Popkomm: Wie kommuniziert man über Popmusik?

Im Laufe der letzten Tage gab es an einem meiner Blogartikel großes Interesse, das sich in hohen Zugriffszahlen und einer außerordentlichen Anzahl von Kommentaren niedergeschlagen hat. Es wurde eingangs die Frage gestellt, ob Popmusik als treibende Kraft der Popkultur ausgedient hat. Die anschließende Diskussion hatte ein enormes Tempo war wortgewaltig, engagiert, emotional, anregend, provokativ, zum Teil frei assoziativ, zum Teil deutlich um Sachlichkeit bemüht. Als beteiligter Diskutant und Moderator war für mich sehr interessant zu verfolgen welche Wege und Wendungen die Diskussion in ihrem Verlauf genommen hat, teilweise driftete sie in entfernte Gefilde (Was ist Popmusik?, Anything goes?/Geht wirklich alles? Darf man Popmusik bewerten? Welche Rolle spielt der eigene Geschmack? Wo endet die Toleranz? Wo beginnt Wurschtigkeit? Was ist intellektuell/pseudointellektuell? Welche Berechtigung haben externe Autoritäten? Wer hat die Definitionshoheit? Etc.). Es prallten dabei viele verschiedene Standpunkte, Ansichten und Artikulationsstile aufeinander und es stellte sich immer deutlicher die Frage: Wie kommuniziert man über Popmusik?
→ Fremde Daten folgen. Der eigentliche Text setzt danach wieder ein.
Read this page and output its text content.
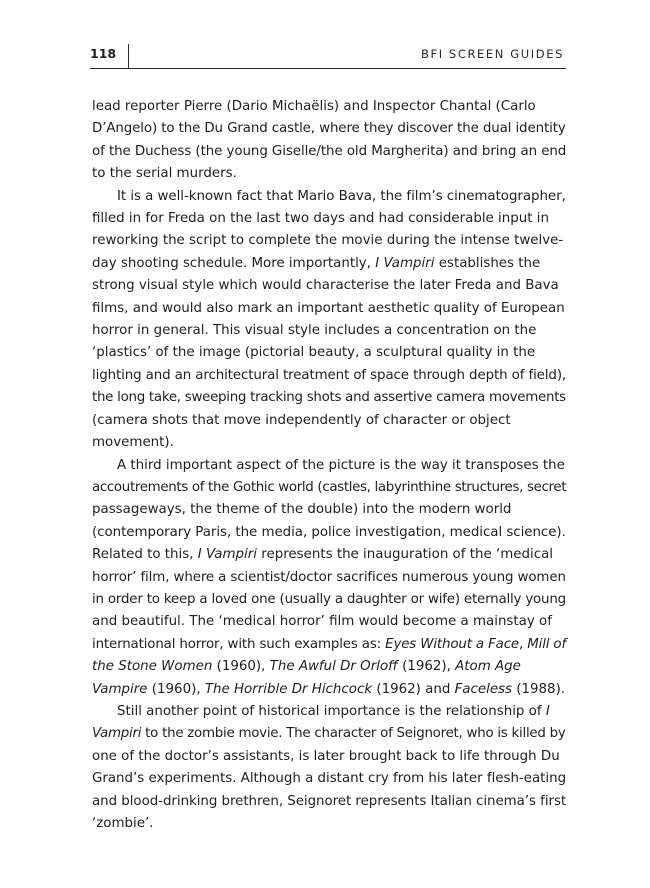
118	BFI SCREEN GUIDES
lead reporter Pierre (Dario Michaëlis) and Inspector Chantal (Carlo
D’Angelo) to the Du Grand castle, where they discover the dual identity
of the Duchess (the young Giselle/the old Margherita) and bring an end
to the serial murders.
It is a well-known fact that Mario Bava, the film’s cinematographer,
filled in for Freda on the last two days and had considerable input in
reworking the script to complete the movie during the intense twelve-
day shooting schedule. More importantly, I Vampiri establishes the
strong visual style which would characterise the later Freda and Bava
films, and would also mark an important aesthetic quality of European
horror in general. This visual style includes a concentration on the
‘plastics’ of the image (pictorial beauty, a sculptural quality in the
lighting and an architectural treatment of space through depth of field),
the long take, sweeping tracking shots and assertive camera movements
(camera shots that move independently of character or object
movement).
A third important aspect of the picture is the way it transposes the
accoutrements of the Gothic world (castles, labyrinthine structures, secret
passageways, the theme of the double) into the modern world
(contemporary Paris, the media, police investigation, medical science).
Related to this, I Vampiri represents the inauguration of the ‘medical
horror’ film, where a scientist/doctor sacrifices numerous young women
in order to keep a loved one (usually a daughter or wife) eternally young
and beautiful. The ‘medical horror’ film would become a mainstay of
international horror, with such examples as: Eyes Without a Face, Mill of
the Stone Women (1960), The Awful Dr Orloff (1962), Atom Age
Vampire (1960), The Horrible Dr Hichcock (1962) and Faceless (1988).
Still another point of historical importance is the relationship of I
Vampiri to the zombie movie. The character of Seignoret, who is killed by
one of the doctor’s assistants, is later brought back to life through Du
Grand’s experiments. Although a distant cry from his later flesh-eating
and blood-drinking brethren, Seignoret represents Italian cinema’s first
‘zombie’.
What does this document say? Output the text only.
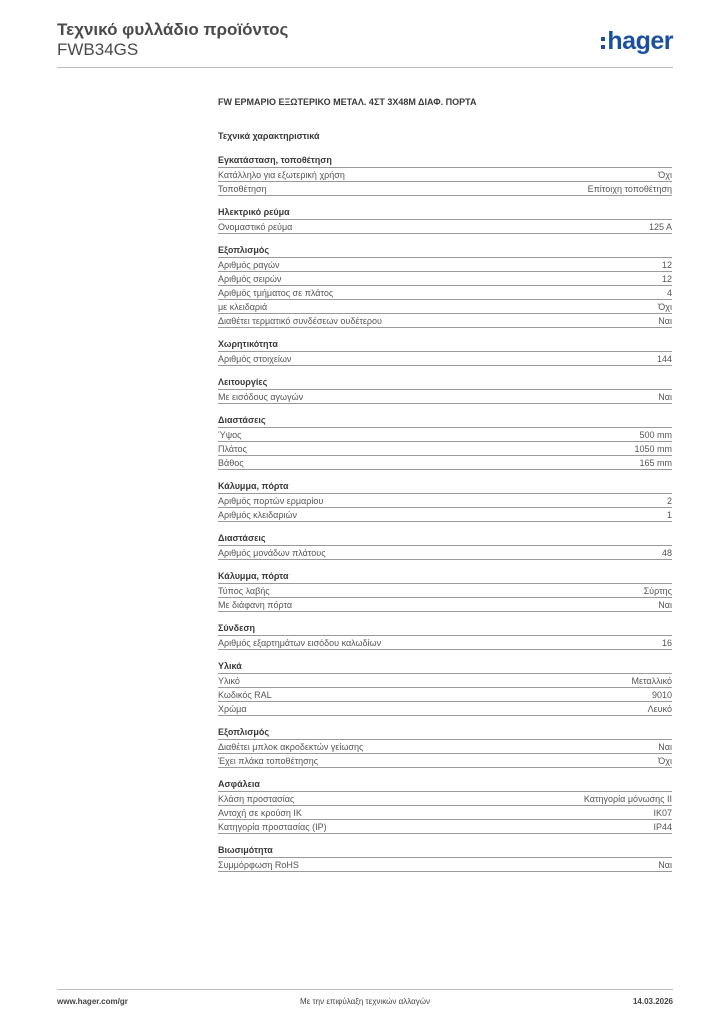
Τεχνικό φυλλάδιο προϊόντος
FWB34GS	hager
FW ΕΡΜΑΡΙΟ ΕΞΩΤΕΡΙΚΟ ΜΕΤΑΛ. 4ΣΤ 3Χ48Μ ΔΙΑΦ. ΠΟΡΤΑ
Τεχνικά χαρακτηριστικά
Εγκατάσταση, τοποθέτηση
Κατάλληλο για εξωτερική χρήση	Όχι
Τοποθέτηση	Επίτοιχη τοποθέτηση
Ηλεκτρικό ρεύμα
Ονομαστικό ρεύμα	125 A
Εξοπλισμός
Αριθμός ραγών	12
Αριθμός σειρών	12
Αριθμός τμήματος σε πλάτος	4
με κλειδαριά	Όχι
Διαθέτει τερματικό συνδέσεων ουδέτερου	Ναι
Χωρητικότητα
Αριθμός στοιχείων	144
Λειτουργίες
Με εισόδους αγωγών	Ναι
Διαστάσεις
Ύψος	500 mm
Πλάτος	1050 mm
Βάθος	165 mm
Κάλυμμα, πόρτα
Αριθμός πορτών ερμαρίου	2
Αριθμός κλειδαριών	1
Διαστάσεις
Αριθμός μονάδων πλάτους	48
Κάλυμμα, πόρτα
Τύπος λαβής	Σύρτης
Με διάφανη πόρτα	Ναι
Σύνδεση
Αριθμός εξαρτημάτων εισόδου καλωδίων	16
Υλικά
Υλικό	Μεταλλικό
Κωδικός RAL	9010
Χρώμα	Λευκό
Εξοπλισμός
Διαθέτει μπλοκ ακροδεκτών γείωσης	Ναι
Έχει πλάκα τοποθέτησης	Όχι
Ασφάλεια
Κλάση προστασίας	Κατηγορία μόνωσης II
Αντοχή σε κρούση IK	IK07
Κατηγορία προστασίας (IP)	IP44
Βιωσιμότητα
Συμμόρφωση RoHS	Ναι
www.hager.com/gr	Με την επιφύλαξη τεχνικών αλλαγών	14.03.2026
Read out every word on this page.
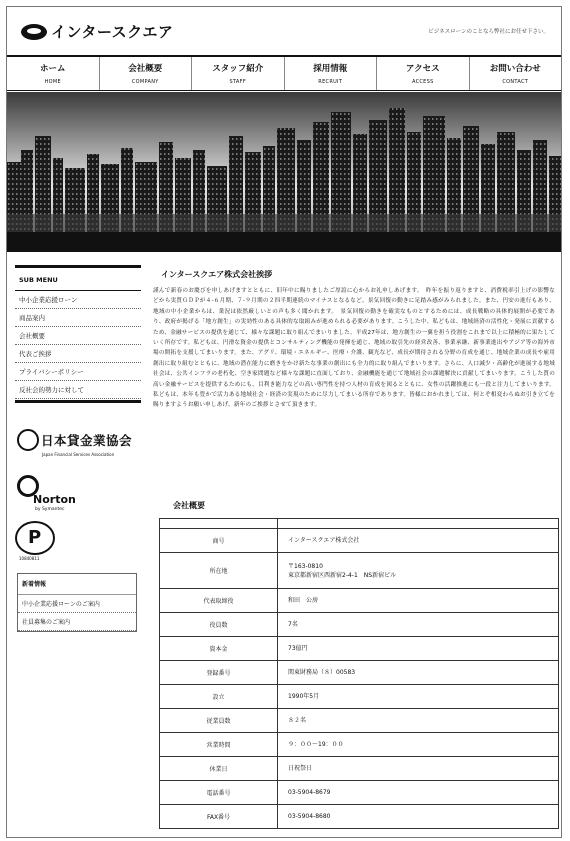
インタースクエア	ビジネスローンのことなら弊社にお任せ下さい。
ホーム
HOME
会社概要
COMPANY
スタッフ紹介
STAFF
採用情報
RECRUIT
アクセス
ACCESS
お問い合わせ
CONTACT
SUB MENU
中小企業応援ローン
商品案内
会社概要
代表ご挨拶
プライバシーポリシー
反社会的勢力に対して
日本貸金業協会
Japan Financial Services Association
Norton
by Symantec
P
10840811
新着情報
中小企業応援ローンのご案内
社員募集のご案内
インタースクエア株式会社挨拶

謹んで新春のお慶びを申しあげますとともに、旧年中に賜りましたご厚誼に心からお礼申しあげます。　昨年を振り返りますと、消費税率引上げの影響などから実質ＧＤＰが４-６月期、７-９月期の２四半期連続のマイナスとなるなど、景気回復の動きに足踏み感がみられました。また、円安の進行もあり、地域の中小企業からは、業況は依然厳しいとの声も多く聞かれます。　景気回復の動きを確実なものとするためには、成長戦略の具体的展開が必要であり、政府が掲げる「地方創生」の実効性のある具体的な取組みが進められる必要があります。こうした中、私どもは、地域経済の活性化・発展に貢献するため、金融サービスの提供を通じて、様々な課題に取り組んでまいりました。平成27年は、地方創生の一翼を担う役割をこれまで以上に積極的に果たしていく所存です。私どもは、円滑な資金の提供とコンサルティング機能の発揮を通じ、地域の取引先の経営改善、事業承継、新事業進出やアジア等の海外市場の開拓を支援してまいります。また、アグリ、環境・エネルギー、医療・介護、観光など、成長が期待される分野の育成を通じ、地域企業の成長や雇用創出に取り組むとともに、地域の潜在能力に磨きをかけ新たな事業の創出にも全力的に取り組んでまいります。さらに、人口減少・高齢化が進展する地域社会は、公共インフラの老朽化、空き家問題など様々な課題に直面しており、金融機能を通じて地域社会の課題解決に貢献してまいります。こうした質の高い金融サービスを提供するためにも、目利き能力などの高い専門性を持つ人材の育成を図るとともに、女性の活躍推進にも一段と注力してまいります。私どもは、本年も豊かで活力ある地域社会・経済の実現のために尽力してまいる所存であります。皆様におかれましては、何とぞ相変わらぬお引き立てを賜りますようお願い申しあげ、新年のご挨拶とさせて頂きます。

会社概要

商号	インタースクエア株式会社
所在地	〒163-0810
東京都新宿区西新宿2-4-1　NS新宿ビル

代表取締役	和田　公房
役員数	7名
資本金	73億円
登録番号	関東財務局（８）00583
設立	1990年5月
従業員数	８２名
営業時間	９：００～19：００
休業日	日祝祭日
電話番号	03-5904-8679
FAX番号	03-5904-8680
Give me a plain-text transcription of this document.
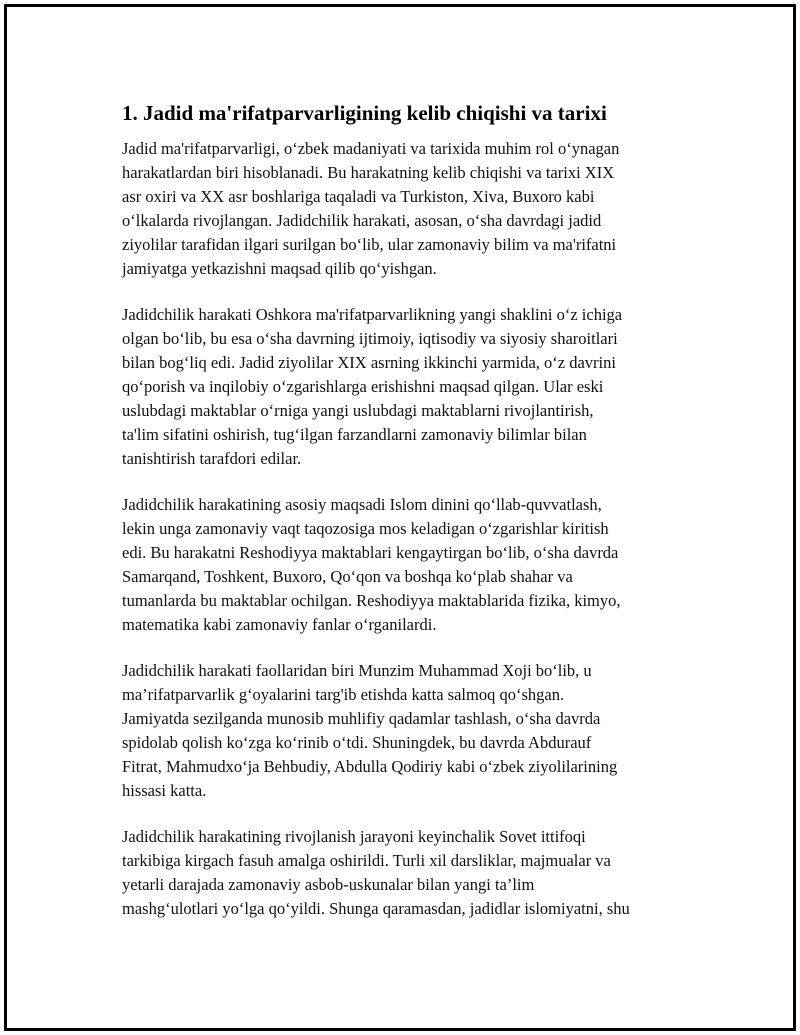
1. Jadid ma'rifatparvarligining kelib chiqishi va tarixi
Jadid ma'rifatparvarligi, o‘zbek madaniyati va tarixida muhim rol o‘ynagan
harakatlardan biri hisoblanadi. Bu harakatning kelib chiqishi va tarixi XIX
asr oxiri va XX asr boshlariga taqaladi va Turkiston, Xiva, Buxoro kabi
o‘lkalarda rivojlangan. Jadidchilik harakati, asosan, o‘sha davrdagi jadid
ziyolilar tarafidan ilgari surilgan bo‘lib, ular zamonaviy bilim va ma'rifatni
jamiyatga yetkazishni maqsad qilib qo‘yishgan.
Jadidchilik harakati Oshkora ma'rifatparvarlikning yangi shaklini o‘z ichiga
olgan bo‘lib, bu esa o‘sha davrning ijtimoiy, iqtisodiy va siyosiy sharoitlari
bilan bog‘liq edi. Jadid ziyolilar XIX asrning ikkinchi yarmida, o‘z davrini
qo‘porish va inqilobiy o‘zgarishlarga erishishni maqsad qilgan. Ular eski
uslubdagi maktablar o‘rniga yangi uslubdagi maktablarni rivojlantirish,
ta'lim sifatini oshirish, tug‘ilgan farzandlarni zamonaviy bilimlar bilan
tanishtirish tarafdori edilar.
Jadidchilik harakatining asosiy maqsadi Islom dinini qo‘llab-quvvatlash,
lekin unga zamonaviy vaqt taqozosiga mos keladigan o‘zgarishlar kiritish
edi. Bu harakatni Reshodiyya maktablari kengaytirgan bo‘lib, o‘sha davrda
Samarqand, Toshkent, Buxoro, Qo‘qon va boshqa ko‘plab shahar va
tumanlarda bu maktablar ochilgan. Reshodiyya maktablarida fizika, kimyo,
matematika kabi zamonaviy fanlar o‘rganilardi.
Jadidchilik harakati faollaridan biri Munzim Muhammad Xoji bo‘lib, u
ma’rifatparvarlik g‘oyalarini targ'ib etishda katta salmoq qo‘shgan.
Jamiyatda sezilganda munosib muhlifiy qadamlar tashlash, o‘sha davrda
spidolab qolish ko‘zga ko‘rinib o‘tdi. Shuningdek, bu davrda Abdurauf
Fitrat, Mahmudxo‘ja Behbudiy, Abdulla Qodiriy kabi o‘zbek ziyolilarining
hissasi katta.
Jadidchilik harakatining rivojlanish jarayoni keyinchalik Sovet ittifoqi
tarkibiga kirgach fasuh amalga oshirildi. Turli xil darsliklar, majmualar va
yetarli darajada zamonaviy asbob-uskunalar bilan yangi ta’lim
mashg‘ulotlari yo‘lga qo‘yildi. Shunga qaramasdan, jadidlar islomiyatni, shu
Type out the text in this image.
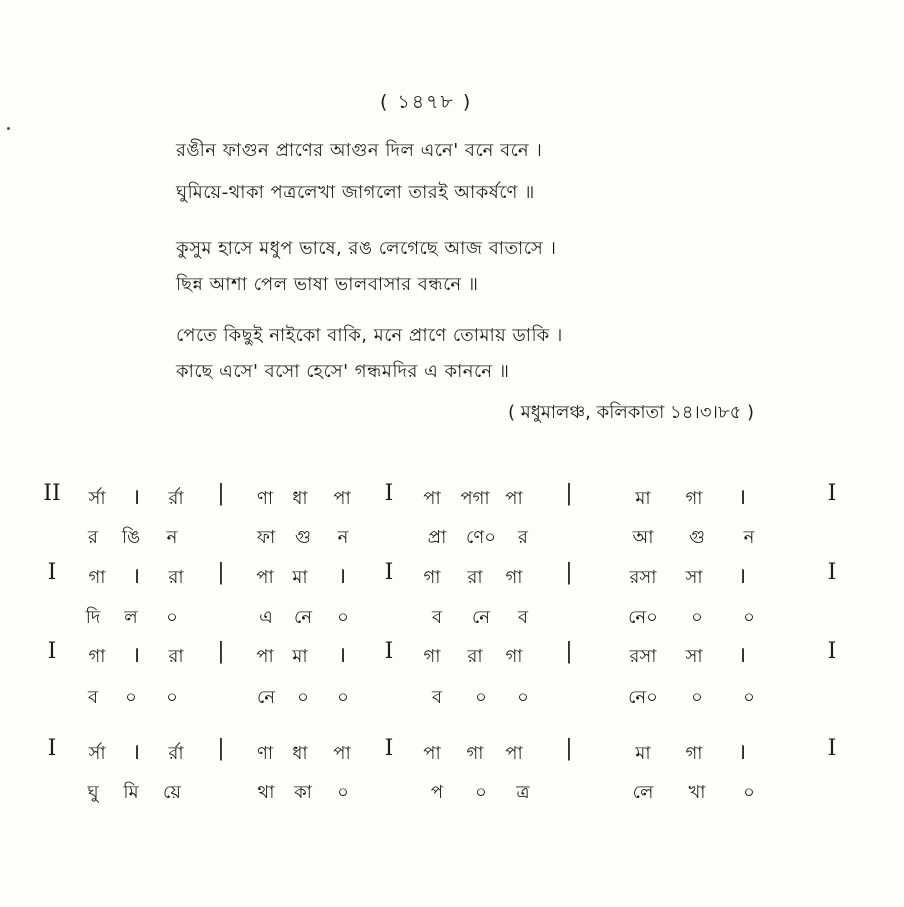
( ১৪৭৮ )
রঙীন ফাগুন প্রাণের আগুন দিল এনে' বনে বনে ।
ঘুমিয়ে-থাকা পত্রলেখা জাগলো তারই আকর্ষণে ॥
কুসুম হাসে মধুপ ভাষে, রঙ লেগেছে আজ বাতাসে ।
ছিন্ন আশা পেল ভাষা ভালবাসার বন্ধনে ॥
পেতে কিছুই নাইকো বাকি, মনে প্রাণে তোমায় ডাকি ।
কাছে এসে' বসো হেসে' গন্ধমদির এ কাননে ॥
( মধুমালঞ্চ, কলিকাতা ১৪।৩।৮৫ )
II র্সা । র্রা | ণা ধা পা I পা পগা পা |	মা গা ।	I
র ঙি ন	ফা গু ন	প্রা ণে০ র	আ গু ন
I গা । রা | পা মা । I গা রা গা |	রসা সা ।	I
দি ল ০	এ নে ০	ব নে ব	নে০ ০ ০
I গা । রা | পা মা । I গা রা গা |	রসা সা ।	I
ব ০ ০	নে ০ ০	ব ০ ০	নে০ ০ ০
I র্সা । র্রা | ণা ধা পা I পা গা পা |	মা গা ।	I
ঘু মি য়ে	থা কা ০	প ০ ত্র	লে খা ০
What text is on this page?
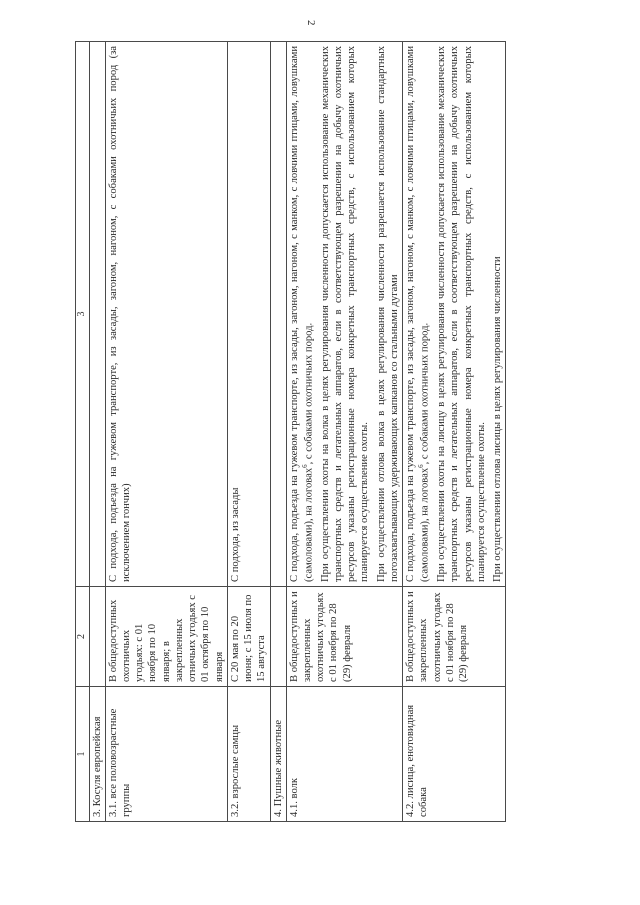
2
1	2	3
3. Косуля европейская		
3.1. все половозрастные группы	В общедоступных охотничьих угодьях: с 01 ноября по 10 января; в закрепленных отничьих угодьях с 01 октября по 10 января	С подхода, подъезда на гужевом транспорте, из засады, загоном, нагоном, с собаками охотничьих пород (за исключением гончих)
3.2. взрослые самцы	С 20 мая по 20 июня; с 15 июля по 15 августа	С подхода, из засады
4. Пушные животные		
4.1. волк	В общедоступных и закрепленных охотничьих угодьях с 01 ноября по 28 (29) февраля	С подхода, подъезда на гужевом транспорте, из засады, загоном, нагоном, с манком, с ловчими птицами, ловушками (самоловами), на логовах$^6$, с собаками охотничьих пород. При осуществлении охоты на волка в целях регулирования численности допускается использование механических транспортных средств и летательных аппаратов, если в соответствующем разрешении на добычу охотничьих ресурсов указаны регистрационные номера конкретных транспортных средств, с использованием которых планируется осуществление охоты. При осуществлении отлова волка в целях регулирования численности разрешается использование стандартных погозахватывающих удерживающих капканов со стальными дугами
4.2. лисица, енотовидная собака	В общедоступных и закрепленных охотничьих угодьях с 01 ноября по 28 (29) февраля	С подхода, подъезда на гужевом транспорте, из засады, загоном, нагоном, с манком, с ловчими птицами, ловушками (самоловами), на логовах$^6$, с собаками охотничьих пород. При осуществлении охоты на лисицу в целях регулирования численности допускается использование механических транспортных средств и летательных аппаратов, если в соответствующем разрешении на добычу охотничьих ресурсов указаны регистрационные номера конкретных транспортных средств, с использованием которых планируется осуществление охоты. При осуществлении отлова лисицы в целях регулирования численности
Jeder Beteiligte bringt ja seine ureigenste popmusikalische Sozialisierung, ein großes Repertoire von Erfahrungen und jede Menge von individuellen Vorlieben mit an den Tisch. All das schwingt bei einer Diskussion zwar subtil, aber in hohem Masse mit, ist oft schwer oder gar nicht begründbar und den Mitdiskutanten oftmals gar nicht bekannt. Selbst Vertreter ein und derselben Generation haben nicht selten vollkommen unterschiedliche, wenn nicht sogar diametral entgegengesetzte musikalische Biographien (wie ich oftmals auch als Moderator des langjährigen Musiktalks “My Favourite Tracks“ erfahren durfte). Da einen gemeinsamen Nenner zu finden ist nicht immer einfach. Zusätzlich wird auf sehr unterschiedliche Art und Weise diskutiert. Jeder hat natürlich ein Recht auf seine ganz persönlichen Vorlieben, die nicht begründet werden können oder müssen. Das sei jedem gegönnt, aber für eine Diskussion ist das eine schwierige Ausgangslage. Und wenn jetzt jemand meint, das wäre ein Problem nicht-akademischer Kreise, dem kann ich entgegenhalten, dass auch Akademiker vom Fach also z.B. Musik-, Kultur-, oder Sozialwissenschaftler selbstverständlich ihre fachlichen und inhaltlichen Vorlieben haben und diese auch offen pflegen. Man kann dies meist ganz leicht an den Themen ihrer Vorlesungen und Veröffentlichungen ablesen. Vordergründig ist man um Sachlichkeit und ein ganzheitliches Verständnis bemüht, aber für sich genommen würde sicher kein Geisteswissenschaftler ein Thema bearbeiten an dem er nicht auch ein ganz persönlich begründetes Interesse hat.

Es kommt bei einer Diskussion aber auch darauf an welchem Ort und mit wem man sie führt. Unter Vertrauten in der Stammkneipe, einer persönlichen Unterhaltung oder einem Blogkommentar, kann ich meiner Meinung nach anders agieren als in einer wissenschaftlichen Arbeit, einer öffentlichen Rede oder einem Blogartikel. Je nachdem kann es dann assoziativ, emotional, subjektiv, provokativ oder eben intellektuell, sachlich begründet, allgemeingültig oder akademisch zugehen.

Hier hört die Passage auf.